Carsten Labudda (Die Linke) ging mit seinen Ratskollegen hart ins Gericht. Der Dehoga habe eine Kampagne gefahren, um die Interessen seine Mitglieder zu vertreten. Es sei beschämend, dass der Gemeinderat deswegen einen eineinhalb Jahre alten Grundsatzbeschluss ausgesetzt habe, spielte er auf die Vertagung der Hotelfrage im November an. Selbst wenn Plankonzept A in seiner alten Form zum Tragen käme, sei das Bettenangebot immer noch wesentlich kleiner als vor zehn Jahren. Angesichts zumeist allein reisender Geschäftsleute seien Bettenauslastungen unter 50 Prozent kein Unglück. Und wenn die etablierten Hoteliers Geld für Millionen-Investitionen hätten, gingen sie wohl nicht am Bettelstab.
Wolfgang Wetzel (FDP) hatte dagegen Fragen. Ob die vielen neuen Hotels in der Umgebung und die Plankonzepte für Weinheim nicht damit zu hätten, dass viel Kapital für Bauprojekte auf dem Markt ist, warf der Liberale ein: "Infrage kommen Wohnen, Gewerbe und eben Hotels." Ob ein verändertes Tourismuskonzept zu einer Auslastung bestehender Betriebe führe, war eine andere Frage. Oder ob die Betreiber von Boarding Houses nicht auch kurzzeitigen Mietphasen zustimmen, wenn keine längeren Buchungen da sind. "Wir tun uns noch schwer, das zu entscheiden."

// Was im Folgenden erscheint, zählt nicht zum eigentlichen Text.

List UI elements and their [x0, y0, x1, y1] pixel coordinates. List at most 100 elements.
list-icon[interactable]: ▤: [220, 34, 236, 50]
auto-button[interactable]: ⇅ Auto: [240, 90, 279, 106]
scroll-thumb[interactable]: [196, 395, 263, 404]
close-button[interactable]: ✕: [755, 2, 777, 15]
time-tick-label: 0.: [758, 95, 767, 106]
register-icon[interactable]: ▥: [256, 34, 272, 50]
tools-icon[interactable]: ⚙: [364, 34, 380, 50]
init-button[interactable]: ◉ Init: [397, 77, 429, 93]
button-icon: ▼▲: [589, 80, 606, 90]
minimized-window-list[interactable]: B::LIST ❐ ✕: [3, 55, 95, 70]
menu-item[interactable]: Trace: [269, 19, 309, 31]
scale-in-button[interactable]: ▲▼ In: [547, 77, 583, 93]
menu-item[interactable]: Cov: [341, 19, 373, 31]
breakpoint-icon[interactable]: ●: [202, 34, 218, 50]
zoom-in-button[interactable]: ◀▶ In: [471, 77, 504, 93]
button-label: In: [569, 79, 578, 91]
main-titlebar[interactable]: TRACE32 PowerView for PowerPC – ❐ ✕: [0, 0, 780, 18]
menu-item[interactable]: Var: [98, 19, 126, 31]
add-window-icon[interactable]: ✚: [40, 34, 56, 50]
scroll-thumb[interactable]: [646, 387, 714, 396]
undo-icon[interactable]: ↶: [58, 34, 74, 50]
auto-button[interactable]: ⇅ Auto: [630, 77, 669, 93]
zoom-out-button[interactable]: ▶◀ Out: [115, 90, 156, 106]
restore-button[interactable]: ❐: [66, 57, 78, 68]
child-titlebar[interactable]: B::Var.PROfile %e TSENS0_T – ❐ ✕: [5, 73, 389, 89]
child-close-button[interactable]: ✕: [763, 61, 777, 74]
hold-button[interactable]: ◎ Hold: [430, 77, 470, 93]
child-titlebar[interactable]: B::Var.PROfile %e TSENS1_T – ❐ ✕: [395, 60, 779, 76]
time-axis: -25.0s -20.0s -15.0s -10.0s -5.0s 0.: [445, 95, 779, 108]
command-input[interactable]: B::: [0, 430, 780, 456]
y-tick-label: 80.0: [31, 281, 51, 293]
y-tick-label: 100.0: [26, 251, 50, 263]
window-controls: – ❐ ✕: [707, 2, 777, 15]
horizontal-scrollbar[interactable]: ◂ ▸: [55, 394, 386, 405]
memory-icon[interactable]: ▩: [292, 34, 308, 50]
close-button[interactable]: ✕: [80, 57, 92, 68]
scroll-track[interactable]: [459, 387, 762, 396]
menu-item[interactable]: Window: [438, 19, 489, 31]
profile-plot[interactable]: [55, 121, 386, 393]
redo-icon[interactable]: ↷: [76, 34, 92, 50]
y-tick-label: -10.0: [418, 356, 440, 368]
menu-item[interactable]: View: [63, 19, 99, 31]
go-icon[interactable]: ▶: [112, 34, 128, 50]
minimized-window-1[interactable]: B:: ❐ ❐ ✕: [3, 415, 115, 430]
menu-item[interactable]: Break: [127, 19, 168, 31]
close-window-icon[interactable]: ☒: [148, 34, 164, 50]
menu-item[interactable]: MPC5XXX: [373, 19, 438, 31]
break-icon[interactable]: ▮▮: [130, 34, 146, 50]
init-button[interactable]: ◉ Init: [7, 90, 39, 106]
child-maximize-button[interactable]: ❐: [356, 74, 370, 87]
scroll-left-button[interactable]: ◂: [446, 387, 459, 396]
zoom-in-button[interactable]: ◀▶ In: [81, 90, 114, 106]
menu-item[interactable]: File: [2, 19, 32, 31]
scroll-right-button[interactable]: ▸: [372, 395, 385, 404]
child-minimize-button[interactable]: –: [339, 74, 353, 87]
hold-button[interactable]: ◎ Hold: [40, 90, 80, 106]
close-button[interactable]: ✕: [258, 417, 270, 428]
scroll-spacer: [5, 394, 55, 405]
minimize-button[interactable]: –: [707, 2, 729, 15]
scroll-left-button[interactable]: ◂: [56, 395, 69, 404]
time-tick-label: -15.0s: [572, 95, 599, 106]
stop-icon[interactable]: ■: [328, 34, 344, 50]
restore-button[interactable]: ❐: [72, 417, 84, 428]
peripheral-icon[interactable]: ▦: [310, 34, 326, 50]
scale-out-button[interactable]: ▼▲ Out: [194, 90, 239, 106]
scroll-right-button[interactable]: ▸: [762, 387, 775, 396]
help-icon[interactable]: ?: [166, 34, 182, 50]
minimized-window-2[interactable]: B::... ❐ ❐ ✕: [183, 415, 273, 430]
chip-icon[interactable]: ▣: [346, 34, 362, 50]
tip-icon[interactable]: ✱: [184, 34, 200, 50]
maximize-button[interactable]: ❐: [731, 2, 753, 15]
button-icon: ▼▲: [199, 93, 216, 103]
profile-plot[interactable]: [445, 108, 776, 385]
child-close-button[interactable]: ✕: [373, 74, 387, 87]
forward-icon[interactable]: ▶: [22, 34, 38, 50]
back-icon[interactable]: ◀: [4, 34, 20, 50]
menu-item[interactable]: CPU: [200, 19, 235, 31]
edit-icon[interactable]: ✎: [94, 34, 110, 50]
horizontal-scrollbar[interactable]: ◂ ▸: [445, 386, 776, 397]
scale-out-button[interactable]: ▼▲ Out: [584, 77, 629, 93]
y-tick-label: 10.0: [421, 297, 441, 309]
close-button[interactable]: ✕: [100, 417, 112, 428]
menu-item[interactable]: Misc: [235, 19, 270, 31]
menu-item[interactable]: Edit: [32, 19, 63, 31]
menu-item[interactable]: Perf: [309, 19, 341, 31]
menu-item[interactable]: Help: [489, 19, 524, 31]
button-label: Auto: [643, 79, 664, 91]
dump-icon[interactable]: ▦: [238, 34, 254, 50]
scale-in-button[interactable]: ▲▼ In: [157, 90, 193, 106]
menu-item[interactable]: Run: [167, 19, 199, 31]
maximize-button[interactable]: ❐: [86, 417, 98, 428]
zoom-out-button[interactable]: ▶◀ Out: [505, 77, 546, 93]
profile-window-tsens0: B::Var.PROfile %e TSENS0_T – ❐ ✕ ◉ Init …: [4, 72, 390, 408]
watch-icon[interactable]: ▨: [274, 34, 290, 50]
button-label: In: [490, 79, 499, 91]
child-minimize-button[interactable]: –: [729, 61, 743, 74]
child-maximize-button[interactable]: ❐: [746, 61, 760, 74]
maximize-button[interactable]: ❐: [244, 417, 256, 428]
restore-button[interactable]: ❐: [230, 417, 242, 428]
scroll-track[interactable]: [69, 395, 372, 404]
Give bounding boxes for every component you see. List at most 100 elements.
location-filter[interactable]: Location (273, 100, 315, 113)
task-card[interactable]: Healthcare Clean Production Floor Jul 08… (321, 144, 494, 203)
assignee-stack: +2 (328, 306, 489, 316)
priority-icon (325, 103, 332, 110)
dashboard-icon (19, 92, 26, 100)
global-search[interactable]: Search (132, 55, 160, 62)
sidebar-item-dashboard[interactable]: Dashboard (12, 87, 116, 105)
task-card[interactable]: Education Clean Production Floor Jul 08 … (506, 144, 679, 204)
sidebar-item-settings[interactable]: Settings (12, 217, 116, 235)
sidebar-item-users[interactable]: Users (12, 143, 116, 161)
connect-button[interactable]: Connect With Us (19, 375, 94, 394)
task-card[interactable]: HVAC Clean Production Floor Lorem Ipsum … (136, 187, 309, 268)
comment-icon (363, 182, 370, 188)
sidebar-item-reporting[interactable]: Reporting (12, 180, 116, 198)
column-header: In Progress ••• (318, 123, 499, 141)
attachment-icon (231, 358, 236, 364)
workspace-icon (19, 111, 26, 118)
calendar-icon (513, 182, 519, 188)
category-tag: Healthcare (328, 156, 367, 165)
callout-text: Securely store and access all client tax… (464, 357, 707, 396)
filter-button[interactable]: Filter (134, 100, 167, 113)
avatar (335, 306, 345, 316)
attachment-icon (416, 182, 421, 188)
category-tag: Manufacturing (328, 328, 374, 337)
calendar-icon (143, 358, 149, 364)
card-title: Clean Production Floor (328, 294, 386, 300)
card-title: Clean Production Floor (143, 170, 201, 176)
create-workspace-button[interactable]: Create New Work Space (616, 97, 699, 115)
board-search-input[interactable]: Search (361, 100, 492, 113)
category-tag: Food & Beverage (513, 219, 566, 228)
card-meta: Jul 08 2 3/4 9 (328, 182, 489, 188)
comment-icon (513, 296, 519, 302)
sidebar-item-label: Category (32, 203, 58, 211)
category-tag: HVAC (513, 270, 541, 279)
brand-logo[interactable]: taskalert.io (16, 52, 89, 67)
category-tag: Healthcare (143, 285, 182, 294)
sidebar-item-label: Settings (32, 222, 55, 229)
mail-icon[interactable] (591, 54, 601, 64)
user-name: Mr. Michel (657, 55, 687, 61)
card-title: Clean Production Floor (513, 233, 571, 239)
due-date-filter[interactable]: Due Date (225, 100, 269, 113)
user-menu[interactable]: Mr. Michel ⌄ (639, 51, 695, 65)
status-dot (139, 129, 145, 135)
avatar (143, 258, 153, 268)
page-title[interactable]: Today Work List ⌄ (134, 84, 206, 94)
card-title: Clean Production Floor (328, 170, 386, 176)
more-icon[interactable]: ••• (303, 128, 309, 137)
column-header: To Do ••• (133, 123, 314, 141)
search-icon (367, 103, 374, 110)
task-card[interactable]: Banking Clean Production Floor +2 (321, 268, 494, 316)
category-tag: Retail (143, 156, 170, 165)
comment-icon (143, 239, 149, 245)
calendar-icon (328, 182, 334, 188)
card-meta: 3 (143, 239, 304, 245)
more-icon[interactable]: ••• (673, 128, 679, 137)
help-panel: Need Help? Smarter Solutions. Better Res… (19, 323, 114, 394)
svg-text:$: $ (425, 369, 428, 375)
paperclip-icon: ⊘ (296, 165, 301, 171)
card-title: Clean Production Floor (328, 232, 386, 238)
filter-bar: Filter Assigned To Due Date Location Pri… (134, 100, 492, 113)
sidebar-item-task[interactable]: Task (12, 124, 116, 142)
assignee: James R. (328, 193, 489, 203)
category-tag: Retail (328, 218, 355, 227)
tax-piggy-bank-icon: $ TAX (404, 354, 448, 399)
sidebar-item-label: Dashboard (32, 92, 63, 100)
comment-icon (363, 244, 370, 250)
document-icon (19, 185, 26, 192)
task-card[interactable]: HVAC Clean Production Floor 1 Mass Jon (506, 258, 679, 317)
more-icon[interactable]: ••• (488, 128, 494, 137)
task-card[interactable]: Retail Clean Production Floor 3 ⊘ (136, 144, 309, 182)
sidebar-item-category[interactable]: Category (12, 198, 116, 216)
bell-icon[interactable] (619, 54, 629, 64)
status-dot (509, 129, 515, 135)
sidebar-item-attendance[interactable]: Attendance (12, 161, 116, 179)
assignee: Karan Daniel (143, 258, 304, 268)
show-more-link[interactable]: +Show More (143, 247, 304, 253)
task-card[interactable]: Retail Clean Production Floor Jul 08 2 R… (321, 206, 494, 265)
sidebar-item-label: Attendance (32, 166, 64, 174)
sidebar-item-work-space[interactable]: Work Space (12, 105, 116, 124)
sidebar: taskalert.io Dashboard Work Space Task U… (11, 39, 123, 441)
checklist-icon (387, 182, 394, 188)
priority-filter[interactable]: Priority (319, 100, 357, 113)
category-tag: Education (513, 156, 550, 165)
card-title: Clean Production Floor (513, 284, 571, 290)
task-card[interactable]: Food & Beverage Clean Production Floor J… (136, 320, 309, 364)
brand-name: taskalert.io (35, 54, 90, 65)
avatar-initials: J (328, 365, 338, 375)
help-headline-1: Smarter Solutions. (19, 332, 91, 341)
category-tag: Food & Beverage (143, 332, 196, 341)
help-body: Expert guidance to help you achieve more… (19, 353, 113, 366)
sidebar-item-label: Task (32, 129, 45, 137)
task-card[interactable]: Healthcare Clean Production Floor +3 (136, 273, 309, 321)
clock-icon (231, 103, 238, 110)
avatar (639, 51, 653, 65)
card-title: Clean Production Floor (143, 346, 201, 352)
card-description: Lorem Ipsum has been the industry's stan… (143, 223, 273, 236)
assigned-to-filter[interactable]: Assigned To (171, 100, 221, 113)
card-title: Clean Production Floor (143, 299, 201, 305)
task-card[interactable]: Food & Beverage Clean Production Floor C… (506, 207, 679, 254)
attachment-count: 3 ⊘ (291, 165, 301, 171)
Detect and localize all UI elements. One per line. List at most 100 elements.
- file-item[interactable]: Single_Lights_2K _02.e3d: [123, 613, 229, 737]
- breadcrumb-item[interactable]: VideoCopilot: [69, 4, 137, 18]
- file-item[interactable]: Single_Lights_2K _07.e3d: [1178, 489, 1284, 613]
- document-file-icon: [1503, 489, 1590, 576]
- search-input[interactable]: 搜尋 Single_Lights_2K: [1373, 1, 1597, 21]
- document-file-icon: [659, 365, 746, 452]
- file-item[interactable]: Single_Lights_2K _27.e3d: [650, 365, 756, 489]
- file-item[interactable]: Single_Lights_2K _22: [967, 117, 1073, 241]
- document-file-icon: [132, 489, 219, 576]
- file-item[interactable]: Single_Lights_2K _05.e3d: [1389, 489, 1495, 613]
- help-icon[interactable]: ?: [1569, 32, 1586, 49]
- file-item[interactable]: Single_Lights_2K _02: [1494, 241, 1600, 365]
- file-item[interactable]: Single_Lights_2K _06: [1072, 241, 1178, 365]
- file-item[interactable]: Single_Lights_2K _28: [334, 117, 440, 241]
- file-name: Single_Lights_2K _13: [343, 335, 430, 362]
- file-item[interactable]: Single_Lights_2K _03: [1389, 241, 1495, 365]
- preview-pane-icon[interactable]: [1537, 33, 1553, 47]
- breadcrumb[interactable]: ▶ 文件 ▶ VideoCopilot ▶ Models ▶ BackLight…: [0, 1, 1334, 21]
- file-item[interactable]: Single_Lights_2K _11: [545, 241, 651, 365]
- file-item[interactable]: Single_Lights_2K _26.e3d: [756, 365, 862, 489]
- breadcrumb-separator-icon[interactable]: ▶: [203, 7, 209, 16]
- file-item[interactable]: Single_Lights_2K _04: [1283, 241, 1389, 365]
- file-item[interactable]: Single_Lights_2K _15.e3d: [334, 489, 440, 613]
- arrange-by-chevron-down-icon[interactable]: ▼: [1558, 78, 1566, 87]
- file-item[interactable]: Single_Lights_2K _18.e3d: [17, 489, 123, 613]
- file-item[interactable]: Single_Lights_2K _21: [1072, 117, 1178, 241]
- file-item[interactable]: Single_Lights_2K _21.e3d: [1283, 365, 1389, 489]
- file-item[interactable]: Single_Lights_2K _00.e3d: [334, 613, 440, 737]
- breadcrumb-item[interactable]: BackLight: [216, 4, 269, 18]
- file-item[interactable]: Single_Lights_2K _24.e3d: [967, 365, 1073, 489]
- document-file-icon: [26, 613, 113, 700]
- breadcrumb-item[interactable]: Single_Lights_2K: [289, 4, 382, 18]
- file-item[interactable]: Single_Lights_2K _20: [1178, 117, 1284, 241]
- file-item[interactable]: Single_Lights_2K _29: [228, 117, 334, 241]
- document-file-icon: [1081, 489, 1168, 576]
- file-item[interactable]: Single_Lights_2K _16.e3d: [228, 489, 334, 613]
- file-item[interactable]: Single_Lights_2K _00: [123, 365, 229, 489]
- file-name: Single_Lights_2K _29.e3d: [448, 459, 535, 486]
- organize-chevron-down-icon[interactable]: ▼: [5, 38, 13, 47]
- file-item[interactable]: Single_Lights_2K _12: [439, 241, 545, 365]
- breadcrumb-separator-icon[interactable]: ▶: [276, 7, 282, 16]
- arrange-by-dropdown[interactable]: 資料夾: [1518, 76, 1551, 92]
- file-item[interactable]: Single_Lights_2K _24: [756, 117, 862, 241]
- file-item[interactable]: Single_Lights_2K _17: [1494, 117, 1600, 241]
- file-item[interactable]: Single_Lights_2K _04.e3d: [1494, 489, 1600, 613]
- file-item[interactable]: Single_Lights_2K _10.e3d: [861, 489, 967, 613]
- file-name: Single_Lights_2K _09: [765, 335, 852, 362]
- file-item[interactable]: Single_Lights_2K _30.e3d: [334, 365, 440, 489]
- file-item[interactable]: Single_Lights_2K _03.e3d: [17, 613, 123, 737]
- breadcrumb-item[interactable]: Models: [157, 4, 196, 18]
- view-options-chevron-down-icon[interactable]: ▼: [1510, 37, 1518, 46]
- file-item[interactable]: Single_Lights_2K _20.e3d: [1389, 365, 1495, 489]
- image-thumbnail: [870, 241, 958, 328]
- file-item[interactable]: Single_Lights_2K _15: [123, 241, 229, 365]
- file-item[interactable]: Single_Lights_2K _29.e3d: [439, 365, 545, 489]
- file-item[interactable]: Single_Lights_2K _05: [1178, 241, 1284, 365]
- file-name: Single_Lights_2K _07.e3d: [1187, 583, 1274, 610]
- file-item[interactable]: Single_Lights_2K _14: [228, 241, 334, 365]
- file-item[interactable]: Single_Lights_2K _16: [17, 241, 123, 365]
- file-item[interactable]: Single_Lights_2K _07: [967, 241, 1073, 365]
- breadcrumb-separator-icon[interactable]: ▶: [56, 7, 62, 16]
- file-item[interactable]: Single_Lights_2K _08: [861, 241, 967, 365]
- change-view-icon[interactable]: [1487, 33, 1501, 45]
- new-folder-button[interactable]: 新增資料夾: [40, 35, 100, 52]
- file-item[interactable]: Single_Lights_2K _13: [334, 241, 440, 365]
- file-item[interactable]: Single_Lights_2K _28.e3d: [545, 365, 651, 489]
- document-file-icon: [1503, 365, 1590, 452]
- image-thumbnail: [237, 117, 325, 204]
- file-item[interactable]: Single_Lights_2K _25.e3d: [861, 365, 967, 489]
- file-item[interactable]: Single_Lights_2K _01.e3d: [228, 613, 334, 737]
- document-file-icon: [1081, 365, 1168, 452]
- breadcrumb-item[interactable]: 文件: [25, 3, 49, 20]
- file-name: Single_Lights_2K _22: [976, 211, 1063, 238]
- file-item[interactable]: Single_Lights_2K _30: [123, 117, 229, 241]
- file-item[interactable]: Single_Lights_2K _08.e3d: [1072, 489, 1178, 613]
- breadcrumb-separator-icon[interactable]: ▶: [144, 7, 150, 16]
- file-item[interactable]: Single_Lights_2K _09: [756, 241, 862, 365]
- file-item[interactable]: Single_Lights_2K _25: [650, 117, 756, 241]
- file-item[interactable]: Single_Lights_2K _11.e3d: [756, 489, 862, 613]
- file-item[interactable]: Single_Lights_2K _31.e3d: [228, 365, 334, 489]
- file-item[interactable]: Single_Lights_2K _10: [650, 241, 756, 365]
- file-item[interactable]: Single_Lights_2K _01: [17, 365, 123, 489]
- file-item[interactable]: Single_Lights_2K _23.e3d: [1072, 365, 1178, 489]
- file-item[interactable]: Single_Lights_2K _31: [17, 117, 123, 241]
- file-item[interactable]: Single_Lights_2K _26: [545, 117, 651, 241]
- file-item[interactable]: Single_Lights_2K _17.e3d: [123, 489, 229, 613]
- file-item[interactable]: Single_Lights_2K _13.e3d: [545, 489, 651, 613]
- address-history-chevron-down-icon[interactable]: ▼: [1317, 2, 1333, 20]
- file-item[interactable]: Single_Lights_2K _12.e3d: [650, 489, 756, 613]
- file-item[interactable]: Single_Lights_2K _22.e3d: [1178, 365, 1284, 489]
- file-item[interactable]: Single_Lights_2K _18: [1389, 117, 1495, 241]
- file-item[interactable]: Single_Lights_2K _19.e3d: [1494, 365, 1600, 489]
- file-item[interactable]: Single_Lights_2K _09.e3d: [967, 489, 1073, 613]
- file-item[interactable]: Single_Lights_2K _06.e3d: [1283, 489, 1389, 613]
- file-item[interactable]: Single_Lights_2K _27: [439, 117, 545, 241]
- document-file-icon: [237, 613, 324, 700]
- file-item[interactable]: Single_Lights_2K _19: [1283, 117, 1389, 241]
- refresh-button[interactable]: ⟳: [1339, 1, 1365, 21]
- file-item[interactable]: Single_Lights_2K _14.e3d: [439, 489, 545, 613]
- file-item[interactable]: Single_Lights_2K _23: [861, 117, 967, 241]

OB Just versprach, das Touristik-Thema in die Hand zu nehmen. Er forderte die etablierten Hoteliers dazu auf, die Stadt dabei zu unterstützen. Nach einer Sitzungsunterbrechung hatte das Gremium zunächst über einen Antrag von Labudda abzustimmen: Er und Rudolf Large (SPD) hatten für Konzept A in seiner ursprünglichen Variante mit 125 Zimmern plädiert, um einen auskömmlichen Hotelbetrieb sicherzustellen. Der Antrag enthielt fünf Ja-Stimmen aus den Reihen von Linker, SPD und Freien Wählern und fiel damit durch. Danach stellte OB Just eine Begrenzung des Raumangebots auf 105 Zimmer zur Abstimmung, die überwiegende Mehrheit folgte. Erst dann kam es zur Entscheidung zwischen Plankonzept A und B. Entgegen der Empfehlung der Verwaltung setzte sich die "Diätvariante" von Konzept A durch: 22 Stadträte stimmten dafür, nur zwölf dagegen.